Le 2 novembre, Ahou Daryaei, étudiante à l’université islamique Azad de Téhéran a été arrêtée. Les témoignages recueillis attestent qu’un peu plus tôt, la milice islamique Basij, l’a prise à partie pour sa tenue vestimentaire (port « non conforme » du Hijab) et a déchiré ses vêtements.
Pour protester, l’étudiante s’est alors déshabillée et, en sous-vêtements, a marché et s’est assise jusqu’à son arrestation. Son acte de protestation a été filmé et des vidéos ont circulé rapidement en Iran et dans le monde entier.
Selon un communiqué de l’ambassade iranienne à Paris, il s’agirait d’une « affaire d’ordre privé » : « L'étudiante en question souffre d'une fragilité psychologique et a été transférée en ambulance des services d'urgence sociale à un centre de soins spécialisés ».
Psychiatrisation de la révolte
La psychiatrisation d’actes de révolte des femmes qui ne supportent pas l’ordre patriarcal que leur impose l’État iranien et l’enfermement dans un établissement psychiatrique présente pour le pouvoir des mollahs un double avantage. Il enlève à l’acte de protestation toute signification en le transformant en « trouble mental ».
Il donne au pouvoir la possibilité d’imposer, sans procès ni jugement, une privation indéfinie de liberté. Sous couvert de « soins », ces « malades » peuvent être soumises, en toute discrétion à des persécutions et traitements dégradants et destructeurs. C’est seulement quand la « science » psychiatrique, sous influence, en décidera que la « patiente » pourra recouvrer la liberté, si elle n’a pas été anéantie par les traitements subis et l’enfermement.

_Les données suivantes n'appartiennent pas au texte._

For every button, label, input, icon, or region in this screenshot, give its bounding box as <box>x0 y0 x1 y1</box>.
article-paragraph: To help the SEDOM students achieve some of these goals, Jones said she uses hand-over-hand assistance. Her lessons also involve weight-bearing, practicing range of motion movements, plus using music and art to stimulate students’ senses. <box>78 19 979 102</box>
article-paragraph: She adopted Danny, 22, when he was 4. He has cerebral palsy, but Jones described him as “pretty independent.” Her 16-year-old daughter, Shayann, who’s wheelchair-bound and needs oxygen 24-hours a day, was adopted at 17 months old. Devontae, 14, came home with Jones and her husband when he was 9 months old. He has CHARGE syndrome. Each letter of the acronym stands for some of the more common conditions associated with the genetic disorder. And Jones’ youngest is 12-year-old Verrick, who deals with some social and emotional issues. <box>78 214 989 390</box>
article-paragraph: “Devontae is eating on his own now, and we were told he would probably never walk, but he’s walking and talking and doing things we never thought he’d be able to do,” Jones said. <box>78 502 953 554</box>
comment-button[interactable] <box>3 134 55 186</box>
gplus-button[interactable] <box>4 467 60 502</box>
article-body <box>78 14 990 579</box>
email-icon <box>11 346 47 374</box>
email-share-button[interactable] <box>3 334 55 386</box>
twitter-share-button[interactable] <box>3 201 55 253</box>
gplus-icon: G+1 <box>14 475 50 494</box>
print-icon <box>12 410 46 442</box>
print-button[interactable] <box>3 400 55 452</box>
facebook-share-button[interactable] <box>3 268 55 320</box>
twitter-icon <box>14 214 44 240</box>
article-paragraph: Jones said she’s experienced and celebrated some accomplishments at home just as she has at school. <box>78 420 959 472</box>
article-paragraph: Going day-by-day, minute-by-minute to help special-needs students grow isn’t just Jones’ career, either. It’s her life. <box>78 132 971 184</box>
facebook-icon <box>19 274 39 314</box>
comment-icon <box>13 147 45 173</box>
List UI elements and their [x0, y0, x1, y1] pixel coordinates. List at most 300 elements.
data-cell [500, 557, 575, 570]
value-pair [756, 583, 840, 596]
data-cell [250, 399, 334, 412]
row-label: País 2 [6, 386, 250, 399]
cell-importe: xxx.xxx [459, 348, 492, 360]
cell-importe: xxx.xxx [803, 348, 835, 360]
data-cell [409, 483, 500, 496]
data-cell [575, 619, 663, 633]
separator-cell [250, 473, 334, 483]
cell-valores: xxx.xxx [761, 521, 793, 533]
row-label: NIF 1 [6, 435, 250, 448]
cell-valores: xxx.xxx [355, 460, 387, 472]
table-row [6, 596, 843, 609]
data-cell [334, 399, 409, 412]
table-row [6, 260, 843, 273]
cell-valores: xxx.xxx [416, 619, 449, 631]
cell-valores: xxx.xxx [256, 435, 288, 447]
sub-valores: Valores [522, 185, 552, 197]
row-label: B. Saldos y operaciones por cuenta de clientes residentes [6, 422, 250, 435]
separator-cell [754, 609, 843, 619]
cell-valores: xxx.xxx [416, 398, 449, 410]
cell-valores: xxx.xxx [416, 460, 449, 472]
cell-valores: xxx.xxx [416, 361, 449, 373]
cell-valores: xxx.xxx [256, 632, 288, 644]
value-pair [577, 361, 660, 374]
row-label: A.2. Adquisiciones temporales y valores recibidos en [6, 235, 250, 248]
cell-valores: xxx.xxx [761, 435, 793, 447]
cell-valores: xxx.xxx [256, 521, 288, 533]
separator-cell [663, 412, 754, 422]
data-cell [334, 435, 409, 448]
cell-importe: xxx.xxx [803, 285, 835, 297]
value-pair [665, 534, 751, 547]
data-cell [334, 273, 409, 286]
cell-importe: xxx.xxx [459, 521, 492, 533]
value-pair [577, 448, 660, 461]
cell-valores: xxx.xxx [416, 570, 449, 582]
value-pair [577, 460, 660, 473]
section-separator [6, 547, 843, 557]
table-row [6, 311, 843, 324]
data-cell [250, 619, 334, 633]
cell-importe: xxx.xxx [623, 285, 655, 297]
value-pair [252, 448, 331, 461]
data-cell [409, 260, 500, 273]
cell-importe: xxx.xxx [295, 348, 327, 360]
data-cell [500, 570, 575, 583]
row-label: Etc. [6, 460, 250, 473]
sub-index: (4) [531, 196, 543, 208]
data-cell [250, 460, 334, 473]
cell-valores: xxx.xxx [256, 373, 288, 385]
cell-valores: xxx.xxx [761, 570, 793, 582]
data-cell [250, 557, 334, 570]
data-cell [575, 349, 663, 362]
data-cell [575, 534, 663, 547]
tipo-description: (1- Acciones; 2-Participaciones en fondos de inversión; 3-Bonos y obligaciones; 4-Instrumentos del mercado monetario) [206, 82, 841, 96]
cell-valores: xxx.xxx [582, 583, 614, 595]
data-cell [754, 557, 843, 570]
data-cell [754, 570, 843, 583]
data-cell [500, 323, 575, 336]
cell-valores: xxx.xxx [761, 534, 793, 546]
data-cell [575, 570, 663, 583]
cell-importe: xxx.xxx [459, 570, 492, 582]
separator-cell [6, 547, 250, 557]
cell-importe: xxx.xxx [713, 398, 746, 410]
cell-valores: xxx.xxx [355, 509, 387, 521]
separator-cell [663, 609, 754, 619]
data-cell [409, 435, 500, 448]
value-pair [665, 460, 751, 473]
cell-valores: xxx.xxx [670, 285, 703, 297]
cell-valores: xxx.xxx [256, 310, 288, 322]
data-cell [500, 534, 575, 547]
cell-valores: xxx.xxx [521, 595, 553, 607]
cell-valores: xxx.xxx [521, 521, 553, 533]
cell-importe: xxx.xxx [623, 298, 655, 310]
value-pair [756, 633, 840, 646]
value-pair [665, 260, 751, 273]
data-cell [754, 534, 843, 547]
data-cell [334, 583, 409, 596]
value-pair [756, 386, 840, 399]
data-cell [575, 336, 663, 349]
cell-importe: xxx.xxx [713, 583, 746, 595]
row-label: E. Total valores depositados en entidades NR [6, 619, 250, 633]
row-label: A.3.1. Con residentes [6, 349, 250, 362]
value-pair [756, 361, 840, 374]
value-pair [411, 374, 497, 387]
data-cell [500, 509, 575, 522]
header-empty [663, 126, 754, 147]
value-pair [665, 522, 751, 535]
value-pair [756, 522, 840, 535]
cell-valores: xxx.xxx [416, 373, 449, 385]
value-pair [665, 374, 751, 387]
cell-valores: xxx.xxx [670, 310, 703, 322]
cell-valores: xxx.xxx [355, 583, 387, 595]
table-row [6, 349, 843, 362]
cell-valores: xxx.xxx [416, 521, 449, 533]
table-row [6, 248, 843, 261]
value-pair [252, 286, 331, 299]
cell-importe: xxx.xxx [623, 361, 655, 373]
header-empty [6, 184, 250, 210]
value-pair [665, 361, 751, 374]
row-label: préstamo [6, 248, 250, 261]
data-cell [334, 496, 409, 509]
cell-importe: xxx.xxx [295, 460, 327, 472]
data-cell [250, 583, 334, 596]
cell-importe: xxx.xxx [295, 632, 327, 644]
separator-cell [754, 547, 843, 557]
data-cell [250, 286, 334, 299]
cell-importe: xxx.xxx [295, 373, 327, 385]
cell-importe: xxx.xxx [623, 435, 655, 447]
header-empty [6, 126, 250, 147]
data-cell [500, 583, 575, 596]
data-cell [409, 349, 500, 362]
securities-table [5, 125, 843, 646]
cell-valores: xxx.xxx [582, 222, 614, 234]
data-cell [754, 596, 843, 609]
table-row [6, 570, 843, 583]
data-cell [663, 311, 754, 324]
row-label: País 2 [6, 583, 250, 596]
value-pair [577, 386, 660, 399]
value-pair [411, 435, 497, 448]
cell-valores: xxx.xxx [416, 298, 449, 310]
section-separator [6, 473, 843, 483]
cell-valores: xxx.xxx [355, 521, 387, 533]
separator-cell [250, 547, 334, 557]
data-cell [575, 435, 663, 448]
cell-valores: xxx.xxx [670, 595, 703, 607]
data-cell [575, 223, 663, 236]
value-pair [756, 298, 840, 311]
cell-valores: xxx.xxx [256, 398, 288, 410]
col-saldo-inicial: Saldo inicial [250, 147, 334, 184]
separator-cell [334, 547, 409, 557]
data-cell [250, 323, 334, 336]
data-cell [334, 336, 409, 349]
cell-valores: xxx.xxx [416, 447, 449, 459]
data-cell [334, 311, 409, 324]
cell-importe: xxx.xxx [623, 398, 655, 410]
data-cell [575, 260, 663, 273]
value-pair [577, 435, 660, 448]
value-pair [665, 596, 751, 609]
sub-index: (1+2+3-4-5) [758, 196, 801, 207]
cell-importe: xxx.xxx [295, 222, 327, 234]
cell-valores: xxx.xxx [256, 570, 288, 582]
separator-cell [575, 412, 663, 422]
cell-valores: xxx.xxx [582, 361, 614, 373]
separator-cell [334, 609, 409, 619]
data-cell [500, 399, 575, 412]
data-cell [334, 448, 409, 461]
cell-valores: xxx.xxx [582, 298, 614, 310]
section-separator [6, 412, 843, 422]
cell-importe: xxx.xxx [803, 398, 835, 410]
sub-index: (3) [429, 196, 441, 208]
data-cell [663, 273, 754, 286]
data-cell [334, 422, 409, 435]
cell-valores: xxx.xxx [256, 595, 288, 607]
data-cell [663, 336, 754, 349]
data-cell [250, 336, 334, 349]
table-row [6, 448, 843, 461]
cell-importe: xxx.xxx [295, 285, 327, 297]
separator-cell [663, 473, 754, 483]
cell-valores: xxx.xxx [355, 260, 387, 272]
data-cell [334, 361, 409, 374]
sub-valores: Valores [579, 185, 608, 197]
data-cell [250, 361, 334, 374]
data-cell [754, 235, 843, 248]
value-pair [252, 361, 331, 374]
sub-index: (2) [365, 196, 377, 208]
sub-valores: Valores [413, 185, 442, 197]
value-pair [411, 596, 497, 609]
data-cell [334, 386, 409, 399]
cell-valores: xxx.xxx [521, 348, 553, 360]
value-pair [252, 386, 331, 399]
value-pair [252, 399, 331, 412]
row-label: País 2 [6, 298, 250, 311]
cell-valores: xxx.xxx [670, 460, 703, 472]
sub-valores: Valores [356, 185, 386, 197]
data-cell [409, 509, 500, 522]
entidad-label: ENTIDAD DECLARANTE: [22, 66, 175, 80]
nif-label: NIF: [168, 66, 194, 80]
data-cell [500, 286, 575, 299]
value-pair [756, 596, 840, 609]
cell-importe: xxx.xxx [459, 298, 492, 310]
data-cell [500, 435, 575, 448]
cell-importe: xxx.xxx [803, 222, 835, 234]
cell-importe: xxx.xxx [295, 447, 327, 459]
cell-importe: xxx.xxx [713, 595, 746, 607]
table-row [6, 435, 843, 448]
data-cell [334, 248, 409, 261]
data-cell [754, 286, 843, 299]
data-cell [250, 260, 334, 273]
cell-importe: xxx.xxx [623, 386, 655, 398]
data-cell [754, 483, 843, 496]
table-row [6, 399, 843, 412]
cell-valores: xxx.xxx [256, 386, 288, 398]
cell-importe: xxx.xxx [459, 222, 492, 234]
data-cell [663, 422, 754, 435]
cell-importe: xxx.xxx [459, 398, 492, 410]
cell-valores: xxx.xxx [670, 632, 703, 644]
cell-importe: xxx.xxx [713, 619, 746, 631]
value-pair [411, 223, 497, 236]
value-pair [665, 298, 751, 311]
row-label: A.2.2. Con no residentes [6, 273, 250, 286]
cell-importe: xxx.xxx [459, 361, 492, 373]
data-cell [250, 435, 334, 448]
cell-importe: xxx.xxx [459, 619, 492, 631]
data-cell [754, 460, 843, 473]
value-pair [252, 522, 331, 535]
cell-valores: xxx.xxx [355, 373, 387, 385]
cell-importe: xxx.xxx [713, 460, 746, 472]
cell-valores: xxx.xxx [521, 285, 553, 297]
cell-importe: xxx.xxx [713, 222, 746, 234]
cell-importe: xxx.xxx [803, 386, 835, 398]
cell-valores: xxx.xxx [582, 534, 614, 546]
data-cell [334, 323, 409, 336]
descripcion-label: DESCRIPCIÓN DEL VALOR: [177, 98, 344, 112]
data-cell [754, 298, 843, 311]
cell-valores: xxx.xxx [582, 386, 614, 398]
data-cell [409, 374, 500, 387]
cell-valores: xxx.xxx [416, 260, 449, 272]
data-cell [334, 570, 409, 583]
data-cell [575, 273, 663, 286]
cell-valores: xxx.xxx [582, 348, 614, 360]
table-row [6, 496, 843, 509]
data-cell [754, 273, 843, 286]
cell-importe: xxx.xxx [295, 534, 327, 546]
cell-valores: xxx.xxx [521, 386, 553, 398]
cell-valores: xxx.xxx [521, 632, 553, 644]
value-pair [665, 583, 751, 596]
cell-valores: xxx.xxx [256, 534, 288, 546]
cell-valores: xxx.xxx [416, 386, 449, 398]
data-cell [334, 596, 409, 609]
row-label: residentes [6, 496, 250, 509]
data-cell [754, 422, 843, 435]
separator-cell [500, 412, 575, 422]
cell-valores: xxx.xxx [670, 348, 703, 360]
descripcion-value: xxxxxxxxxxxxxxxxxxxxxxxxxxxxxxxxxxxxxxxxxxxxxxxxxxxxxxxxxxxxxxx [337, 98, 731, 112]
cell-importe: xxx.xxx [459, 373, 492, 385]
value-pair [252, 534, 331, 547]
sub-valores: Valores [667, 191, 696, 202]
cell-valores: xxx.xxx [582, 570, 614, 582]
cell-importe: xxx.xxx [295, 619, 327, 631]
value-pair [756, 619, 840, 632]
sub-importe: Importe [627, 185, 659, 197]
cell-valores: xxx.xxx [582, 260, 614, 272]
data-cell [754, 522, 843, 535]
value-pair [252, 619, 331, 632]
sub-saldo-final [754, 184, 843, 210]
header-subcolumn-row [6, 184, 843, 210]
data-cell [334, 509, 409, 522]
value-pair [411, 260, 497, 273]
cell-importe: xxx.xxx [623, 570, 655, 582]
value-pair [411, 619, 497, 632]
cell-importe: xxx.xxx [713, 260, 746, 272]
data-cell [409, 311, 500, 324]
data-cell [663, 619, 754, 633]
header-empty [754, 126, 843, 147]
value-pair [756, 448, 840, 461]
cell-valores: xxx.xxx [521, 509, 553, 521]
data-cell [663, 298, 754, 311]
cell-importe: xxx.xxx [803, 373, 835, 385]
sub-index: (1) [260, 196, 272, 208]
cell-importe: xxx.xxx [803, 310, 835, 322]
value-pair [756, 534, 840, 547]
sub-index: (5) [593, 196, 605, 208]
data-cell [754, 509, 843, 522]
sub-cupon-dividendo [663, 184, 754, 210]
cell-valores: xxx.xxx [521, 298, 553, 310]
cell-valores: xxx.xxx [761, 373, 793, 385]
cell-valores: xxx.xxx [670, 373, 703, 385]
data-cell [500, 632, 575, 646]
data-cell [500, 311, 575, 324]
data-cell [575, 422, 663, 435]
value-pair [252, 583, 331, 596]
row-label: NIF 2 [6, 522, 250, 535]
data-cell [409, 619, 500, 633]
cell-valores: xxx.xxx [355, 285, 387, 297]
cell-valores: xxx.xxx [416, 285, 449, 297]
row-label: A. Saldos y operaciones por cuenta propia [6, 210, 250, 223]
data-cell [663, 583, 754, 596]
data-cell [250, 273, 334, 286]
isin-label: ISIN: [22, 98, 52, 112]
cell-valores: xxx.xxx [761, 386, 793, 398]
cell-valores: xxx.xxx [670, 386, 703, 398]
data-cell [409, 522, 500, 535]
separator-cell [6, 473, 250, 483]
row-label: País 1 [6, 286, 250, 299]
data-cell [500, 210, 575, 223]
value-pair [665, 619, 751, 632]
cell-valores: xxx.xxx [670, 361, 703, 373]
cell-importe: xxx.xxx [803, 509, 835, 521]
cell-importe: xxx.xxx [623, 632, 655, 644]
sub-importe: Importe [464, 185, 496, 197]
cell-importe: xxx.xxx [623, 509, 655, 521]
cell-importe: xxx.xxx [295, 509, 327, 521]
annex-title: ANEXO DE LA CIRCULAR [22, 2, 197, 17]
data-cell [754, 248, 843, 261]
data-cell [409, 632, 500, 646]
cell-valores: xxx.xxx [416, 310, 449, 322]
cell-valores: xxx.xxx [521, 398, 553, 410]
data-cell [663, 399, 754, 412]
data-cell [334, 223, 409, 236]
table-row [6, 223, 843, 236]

Les syndicats du secteur de la psychiatrie mobilisés
Dans un communiqué le Printemps de la psychiatrie et l’Union syndicale de la Psychiatrie (USP), le syndicat des psychiatres hospitaliers (SPH), le Collectif des 39, Le point de Capiton, la revue Pratiques, Le Fil Conducteur Psy ; la Criée, rappellent que « la violence qui s’exerce quotidiennement contre les femmes, au nom d’un pouvoir masculin institué n’est malheureusement pas nouvelle. Des femmes et des hommes qui sont entréEs en dissidence en ont payé le prix fort, leur vie. D’autres sont déclaréEs fous/folles ou possédéEs ». Ces organisations demandent « la libération immédiate d’Ahou Daryaei et de toutes les personnes internées de façon abusive, au moyen d’une instrumentalisation répressive de la psychiatrie ». Le 5 novembre a eu lieu à Paris un premier rassemblement en soutien à Ahou Daryaei.
Sa « folie » est d’oser se dresser face à un régime obscurantiste et impitoyable pour défendre les droits, la dignité et la liberté des femmes. Cette « folie », celle des exploitéEs et des oppriméEs qui relèvent la tête et refusent de subir, mérite respect, admiration et soutien.
L’exigence de l’arrêt immédiat de l’internement d’Ahou Daryaei, accompagnée du refus de toute autre forme de privation de liberté ou de sanction doit s’amplifier. Elle s’inscrit dans le combat des femmes iraniennes « Femme, Vie, Liberté » qui se poursuit malgré la répression depuis l’assassinat de Masha Amini.